Hastanede yatağımın kenarındaki masanın üzerinde dururdu o televizyon. Bi akşam içim nasıl sıkılıyor anlatamam, şimdi anladığım kadarıyla 25 Haziran'mış o akşam da.. Haberleri açtım. Kazım Koyuncu'yu anlatıyorlardı. Hastaneye yatmadan önce zaten rahatsızlığıyla ilgili tatsız haberleri alıyorduk. Ne oluyor demeye kalmadan kendisini kaybettiğimiz haberi verildi..
Zaten hastanedeyim, bacağımda bi çivi, aşağı doğru ağırlık sarkıtıyorlar ki kırık olan kemik yerine gelsin, ameliyata alınabileyim.. Moralim yerlerde, acıdan kıvranamıyorum çünkü kıpırdandıkça acıyor canım, bi de bu haberi almak mahvetmişti beni.

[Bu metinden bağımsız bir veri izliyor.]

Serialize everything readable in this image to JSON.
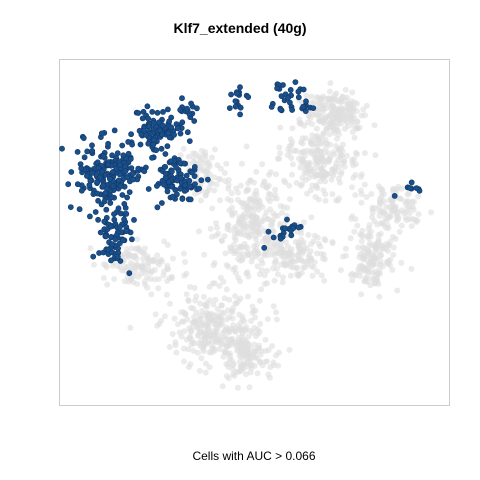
{
  "chart": {
    "title": "Klf7_extended (40g)",
    "caption": "Cells with AUC > 0.066"
  },
  "colors": {
    "highlight": "#1b4f8a",
    "highlight_edge": "#0f3a6b",
    "background_cells": "#dddddd",
    "frame": "#cccccc"
  },
  "chart_data": {
    "type": "scatter",
    "title": "Klf7_extended (40g)",
    "xlabel": "Cells with AUC > 0.066",
    "ylabel": "",
    "axes_visible": false,
    "grid": false,
    "legend": "none",
    "series": [
      {
        "role": "cells below AUC threshold",
        "color": "#dddddd",
        "opacity": 0.6,
        "clusters": [
          {
            "cx": 335,
            "cy": 112,
            "rx": 30,
            "ry": 22,
            "n": 170
          },
          {
            "cx": 320,
            "cy": 160,
            "rx": 40,
            "ry": 35,
            "n": 220
          },
          {
            "cx": 395,
            "cy": 205,
            "rx": 30,
            "ry": 22,
            "n": 100
          },
          {
            "cx": 372,
            "cy": 255,
            "rx": 25,
            "ry": 35,
            "n": 150
          },
          {
            "cx": 250,
            "cy": 225,
            "rx": 35,
            "ry": 55,
            "n": 260
          },
          {
            "cx": 295,
            "cy": 255,
            "rx": 35,
            "ry": 25,
            "n": 130
          },
          {
            "cx": 215,
            "cy": 325,
            "rx": 45,
            "ry": 35,
            "n": 270
          },
          {
            "cx": 245,
            "cy": 355,
            "rx": 30,
            "ry": 25,
            "n": 120
          },
          {
            "cx": 135,
            "cy": 265,
            "rx": 35,
            "ry": 22,
            "n": 120
          },
          {
            "cx": 200,
            "cy": 170,
            "rx": 20,
            "ry": 30,
            "n": 70
          }
        ]
      },
      {
        "role": "cells with AUC > 0.066",
        "color": "#1b4f8a",
        "opacity": 1,
        "clusters": [
          {
            "cx": 110,
            "cy": 175,
            "rx": 32,
            "ry": 35,
            "n": 180
          },
          {
            "cx": 160,
            "cy": 130,
            "rx": 25,
            "ry": 22,
            "n": 90
          },
          {
            "cx": 175,
            "cy": 180,
            "rx": 25,
            "ry": 25,
            "n": 90
          },
          {
            "cx": 115,
            "cy": 235,
            "rx": 18,
            "ry": 28,
            "n": 70
          },
          {
            "cx": 190,
            "cy": 108,
            "rx": 8,
            "ry": 12,
            "n": 12
          },
          {
            "cx": 237,
            "cy": 100,
            "rx": 12,
            "ry": 14,
            "n": 16
          },
          {
            "cx": 285,
            "cy": 95,
            "rx": 15,
            "ry": 18,
            "n": 24
          },
          {
            "cx": 305,
            "cy": 108,
            "rx": 8,
            "ry": 6,
            "n": 8
          },
          {
            "cx": 282,
            "cy": 230,
            "rx": 18,
            "ry": 10,
            "n": 18
          },
          {
            "cx": 410,
            "cy": 190,
            "rx": 20,
            "ry": 6,
            "n": 8
          }
        ]
      }
    ]
  }
}
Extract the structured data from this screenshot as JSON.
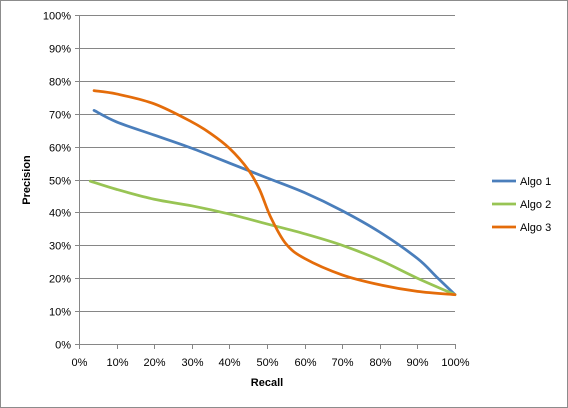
{
  "chart_data": {
    "type": "line",
    "title": "",
    "xlabel": "Recall",
    "ylabel": "Precision",
    "xlim": [
      0,
      100
    ],
    "ylim": [
      0,
      100
    ],
    "x_ticks": [
      "0%",
      "10%",
      "20%",
      "30%",
      "40%",
      "50%",
      "60%",
      "70%",
      "80%",
      "90%",
      "100%"
    ],
    "y_ticks": [
      "0%",
      "10%",
      "20%",
      "30%",
      "40%",
      "50%",
      "60%",
      "70%",
      "80%",
      "90%",
      "100%"
    ],
    "grid": "horizontal",
    "legend_position": "right",
    "series": [
      {
        "name": "Algo 1",
        "color": "#4a7ebb",
        "points": [
          [
            4,
            71
          ],
          [
            10,
            67.5
          ],
          [
            20,
            63.5
          ],
          [
            30,
            59.5
          ],
          [
            40,
            55
          ],
          [
            50,
            50.5
          ],
          [
            60,
            46
          ],
          [
            70,
            40.5
          ],
          [
            80,
            34
          ],
          [
            90,
            26
          ],
          [
            95,
            20.5
          ],
          [
            100,
            15
          ]
        ]
      },
      {
        "name": "Algo 2",
        "color": "#98c454",
        "points": [
          [
            3,
            49.5
          ],
          [
            10,
            47
          ],
          [
            20,
            44
          ],
          [
            30,
            42
          ],
          [
            40,
            39.5
          ],
          [
            50,
            36.5
          ],
          [
            60,
            33.5
          ],
          [
            70,
            30
          ],
          [
            80,
            25.5
          ],
          [
            90,
            20
          ],
          [
            100,
            15
          ]
        ]
      },
      {
        "name": "Algo 3",
        "color": "#e46c0a",
        "points": [
          [
            4,
            77
          ],
          [
            10,
            76
          ],
          [
            20,
            73
          ],
          [
            30,
            67.5
          ],
          [
            35,
            64
          ],
          [
            40,
            59.5
          ],
          [
            45,
            53
          ],
          [
            48,
            47
          ],
          [
            51,
            38.5
          ],
          [
            55,
            30.5
          ],
          [
            60,
            26
          ],
          [
            70,
            21
          ],
          [
            80,
            18
          ],
          [
            90,
            16
          ],
          [
            100,
            15
          ]
        ]
      }
    ]
  }
}
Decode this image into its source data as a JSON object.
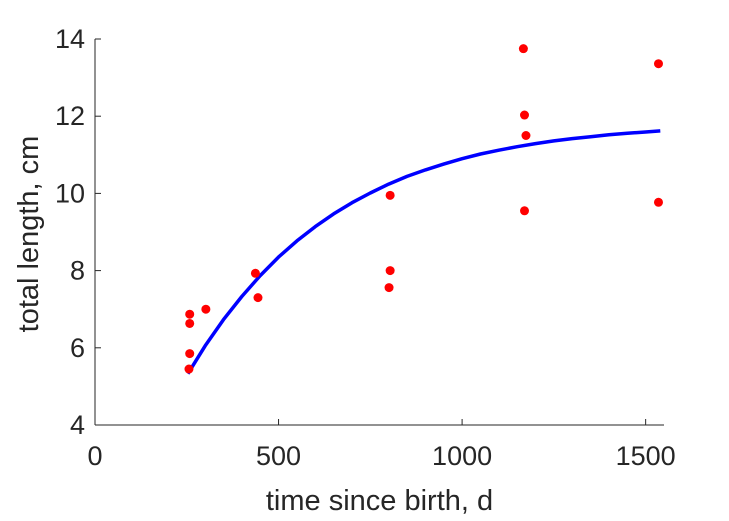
{
  "chart_data": {
    "type": "scatter",
    "title": "",
    "xlabel": "time since birth, d",
    "ylabel": "total length, cm",
    "xlim": [
      0,
      1550
    ],
    "ylim": [
      4,
      14
    ],
    "xticks": [
      0,
      500,
      1000,
      1500
    ],
    "yticks": [
      4,
      6,
      8,
      10,
      12,
      14
    ],
    "grid": false,
    "series": [
      {
        "kind": "scatter",
        "color": "#ff0000",
        "points": [
          [
            256,
            5.45
          ],
          [
            258,
            5.85
          ],
          [
            258,
            6.63
          ],
          [
            258,
            6.87
          ],
          [
            302,
            7.0
          ],
          [
            437,
            7.93
          ],
          [
            444,
            7.3
          ],
          [
            801,
            7.56
          ],
          [
            804,
            8.0
          ],
          [
            804,
            9.95
          ],
          [
            1167,
            13.75
          ],
          [
            1170,
            12.03
          ],
          [
            1174,
            11.5
          ],
          [
            1170,
            9.55
          ],
          [
            1535,
            13.36
          ],
          [
            1535,
            9.77
          ]
        ]
      },
      {
        "kind": "line",
        "color": "#0000ff",
        "x": [
          253,
          300,
          350,
          400,
          450,
          500,
          550,
          600,
          650,
          700,
          750,
          800,
          850,
          900,
          950,
          1000,
          1050,
          1100,
          1150,
          1200,
          1250,
          1300,
          1350,
          1400,
          1450,
          1500,
          1540
        ],
        "y": [
          5.33,
          6.05,
          6.73,
          7.33,
          7.87,
          8.35,
          8.77,
          9.14,
          9.47,
          9.76,
          10.01,
          10.24,
          10.44,
          10.61,
          10.76,
          10.9,
          11.02,
          11.12,
          11.21,
          11.29,
          11.36,
          11.42,
          11.47,
          11.52,
          11.56,
          11.59,
          11.62
        ]
      }
    ]
  }
}
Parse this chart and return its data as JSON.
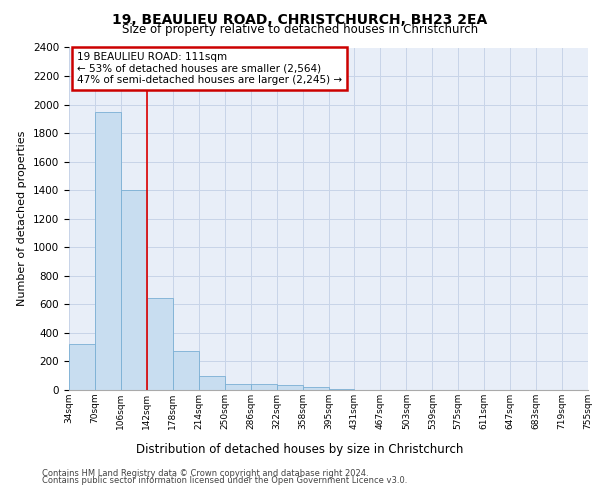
{
  "title1": "19, BEAULIEU ROAD, CHRISTCHURCH, BH23 2EA",
  "title2": "Size of property relative to detached houses in Christchurch",
  "xlabel": "Distribution of detached houses by size in Christchurch",
  "ylabel": "Number of detached properties",
  "bar_values": [
    320,
    1950,
    1400,
    645,
    270,
    100,
    45,
    40,
    35,
    20,
    5,
    3,
    2,
    1,
    1,
    1,
    0,
    0,
    0,
    0
  ],
  "bar_color": "#c8ddf0",
  "bar_edge_color": "#7aafd4",
  "x_labels": [
    "34sqm",
    "70sqm",
    "106sqm",
    "142sqm",
    "178sqm",
    "214sqm",
    "250sqm",
    "286sqm",
    "322sqm",
    "358sqm",
    "395sqm",
    "431sqm",
    "467sqm",
    "503sqm",
    "539sqm",
    "575sqm",
    "611sqm",
    "647sqm",
    "683sqm",
    "719sqm",
    "755sqm"
  ],
  "vline_x": 2,
  "vline_color": "#dd0000",
  "annotation_text": "19 BEAULIEU ROAD: 111sqm\n← 53% of detached houses are smaller (2,564)\n47% of semi-detached houses are larger (2,245) →",
  "annotation_box_facecolor": "#ffffff",
  "annotation_box_edgecolor": "#cc0000",
  "ylim": [
    0,
    2400
  ],
  "yticks": [
    0,
    200,
    400,
    600,
    800,
    1000,
    1200,
    1400,
    1600,
    1800,
    2000,
    2200,
    2400
  ],
  "grid_color": "#c8d4e8",
  "bg_color": "#e8eef8",
  "footer1": "Contains HM Land Registry data © Crown copyright and database right 2024.",
  "footer2": "Contains public sector information licensed under the Open Government Licence v3.0."
}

Gel zaman git zaman, ameliyatımı oldum, bacağımda alçıyla eve döndüm. Eve gelir gelmez ilk istediğim şeylerden birisiydi bilgisayarımın yanıma gelmesi. Gülbeyaz'ı izlemek istiyordum. Hani Şevval Sam ile Nejat İşler'in Kanal D için yaptıkları Karadeniz dizisi olan Gülbeyaz yok mu, ha işte onu..

Kendimden sıyrılıp Kazım Abi'ye dönmem gerekirse, kimseye müdana etmeden, doğru bildiğinin peşinden giden yegane insanlardan biriydi. Şair ceketli çocuktu o.. Karadeniz türkülerini bi kez daha yüreğimize kazıyan insandı. Candı, tanımadan sevdiğimizdi, sesini duyduğumuzda içimizin titrediğiydi.. Rafet El Roman der ki Sorma neden şarkısında; "neden derler iyiler çok yaşamaz?" onun dediği olay işte tam da bu. İyiler çok yaşamıyor be blog. Bize biçilen ömür ne kadar kimbilir.. Belki de aldığımız son nefesler bunlar. Hayat karşımıza daha neler çıkaracak bekleyip göreceğiz.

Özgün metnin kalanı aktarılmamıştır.